Nous nous étendrons plus loin sur la position de l’Eglise, où la doctrine sur l’indissolubilité du mariage n’a pas changé avec le synode des évêques sur la famille, par contre le contexte de la société a changé, et le regard de l’Eglise, tout comme son langage, ont profondément évolué, notamment à l’égard des divorcés engagés dans une nouvelle union.
- en 1917 le canon 2356, abrogé en 1983, indiquait : Les bigames, c’est-à-dire ceux qui, malgré le lien conjugal, font la tentative d’un autre mariage, du moins civil, comme on dit, sont infâmes par le fait même ; de plus, si, méprisant la monition de l’Ordinaire, ils persistent dans leur concubinage adultérin, que suivant la gravité de leur faute, on les excommunie ou qu’on les frappe d’un interdit personnel.
- en 1981, le pape Jean-Paul II précise : Le respect dû au Sacrement de mariage, aux conjoints eux-mêmes et à leurs proches et aussi à la communauté de fidèles interdit à tous les pasteurs, […] de célébrer en faveur des divorcés remariés des cérémonies d’aucune sorte[2]

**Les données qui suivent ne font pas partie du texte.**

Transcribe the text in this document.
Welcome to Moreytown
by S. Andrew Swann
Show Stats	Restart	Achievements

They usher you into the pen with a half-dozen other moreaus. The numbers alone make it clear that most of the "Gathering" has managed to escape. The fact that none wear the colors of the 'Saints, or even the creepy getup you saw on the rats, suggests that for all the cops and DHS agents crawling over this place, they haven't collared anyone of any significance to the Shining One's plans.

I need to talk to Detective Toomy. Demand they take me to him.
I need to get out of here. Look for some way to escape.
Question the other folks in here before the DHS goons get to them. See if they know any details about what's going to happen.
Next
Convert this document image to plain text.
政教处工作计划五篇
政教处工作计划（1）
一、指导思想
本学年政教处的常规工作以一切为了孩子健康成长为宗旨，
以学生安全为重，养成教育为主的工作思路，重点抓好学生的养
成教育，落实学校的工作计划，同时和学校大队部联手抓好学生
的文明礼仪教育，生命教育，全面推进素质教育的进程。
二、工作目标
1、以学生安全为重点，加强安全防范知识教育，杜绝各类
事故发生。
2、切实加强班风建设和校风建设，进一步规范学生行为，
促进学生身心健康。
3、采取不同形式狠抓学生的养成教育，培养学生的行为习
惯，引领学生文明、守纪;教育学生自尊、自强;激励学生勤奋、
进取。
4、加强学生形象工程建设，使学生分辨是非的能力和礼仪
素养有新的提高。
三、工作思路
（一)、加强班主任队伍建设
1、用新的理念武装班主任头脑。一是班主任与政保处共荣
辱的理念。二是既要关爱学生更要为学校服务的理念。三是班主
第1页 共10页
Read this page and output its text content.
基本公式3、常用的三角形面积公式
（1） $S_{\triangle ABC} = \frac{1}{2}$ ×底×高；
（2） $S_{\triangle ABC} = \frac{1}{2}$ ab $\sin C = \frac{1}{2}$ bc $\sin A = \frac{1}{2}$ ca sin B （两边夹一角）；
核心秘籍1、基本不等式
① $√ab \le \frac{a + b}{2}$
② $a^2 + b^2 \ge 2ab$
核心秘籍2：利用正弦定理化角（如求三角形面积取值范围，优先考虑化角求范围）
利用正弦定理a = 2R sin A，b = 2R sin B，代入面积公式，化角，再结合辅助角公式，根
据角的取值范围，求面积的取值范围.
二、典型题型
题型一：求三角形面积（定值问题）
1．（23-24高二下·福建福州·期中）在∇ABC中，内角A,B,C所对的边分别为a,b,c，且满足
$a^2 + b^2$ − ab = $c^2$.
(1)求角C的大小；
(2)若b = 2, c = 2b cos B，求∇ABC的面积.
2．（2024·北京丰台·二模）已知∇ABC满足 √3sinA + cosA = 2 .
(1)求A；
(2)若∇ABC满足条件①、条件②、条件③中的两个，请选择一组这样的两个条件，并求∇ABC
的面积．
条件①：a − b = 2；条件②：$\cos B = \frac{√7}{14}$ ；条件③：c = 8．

- en 1992, le catéchisme de l’Eglise catholique indique au n° 1650 : Si les divorcés sont remariés civilement, ils se trouvent dans une situation qui contrevient objectivement à la loi de Dieu. Dès lors, ils ne peuvent pas accéder à la communion eucharistique, aussi longtemps que persiste cette situation. Pour la même raison, ils ne peuvent pas accéder à certaines responsabilités ecclésiales
- en 2016, le pape François écrit dans Amoris Laetitia aux n° 242 et 243 : Le regard du Christ, dont la lumière éclaire tout homme, inspire la pastorale de l’Église à l’égard des fidèles qui vivent en concubinage, ou qui ont simplement contracté un mariage civil ou encore qui sont des divorcés remariés. […] Il est important de faire en sorte que les personnes divorcées engagées dans une nouvelle union sentent qu’elles font partie de l’Église, qu’elles ‘‘ne sont pas excommuniées’’ et qu’elles ne sont pas traitées comme telles, car elles sont inclues dans la communion ecclésiale. Ces situations « exigent aussi [que ces divorcés bénéficient d’un] discernement attentif et [qu’ils soient] accompagnés avec beaucoup de respect, en évitant tout langage et toute attitude qui fassent peser sur eux un sentiment de discrimination ; il faut encourager leur participation à la vie de la communauté. Prendre soin d’eux ne signifie pas pour la communauté chrétienne un affaiblissement de sa foi et de son témoignage sur l’indissolubilité du mariage, c’est plutôt précisément en cela que s’exprime sa charité.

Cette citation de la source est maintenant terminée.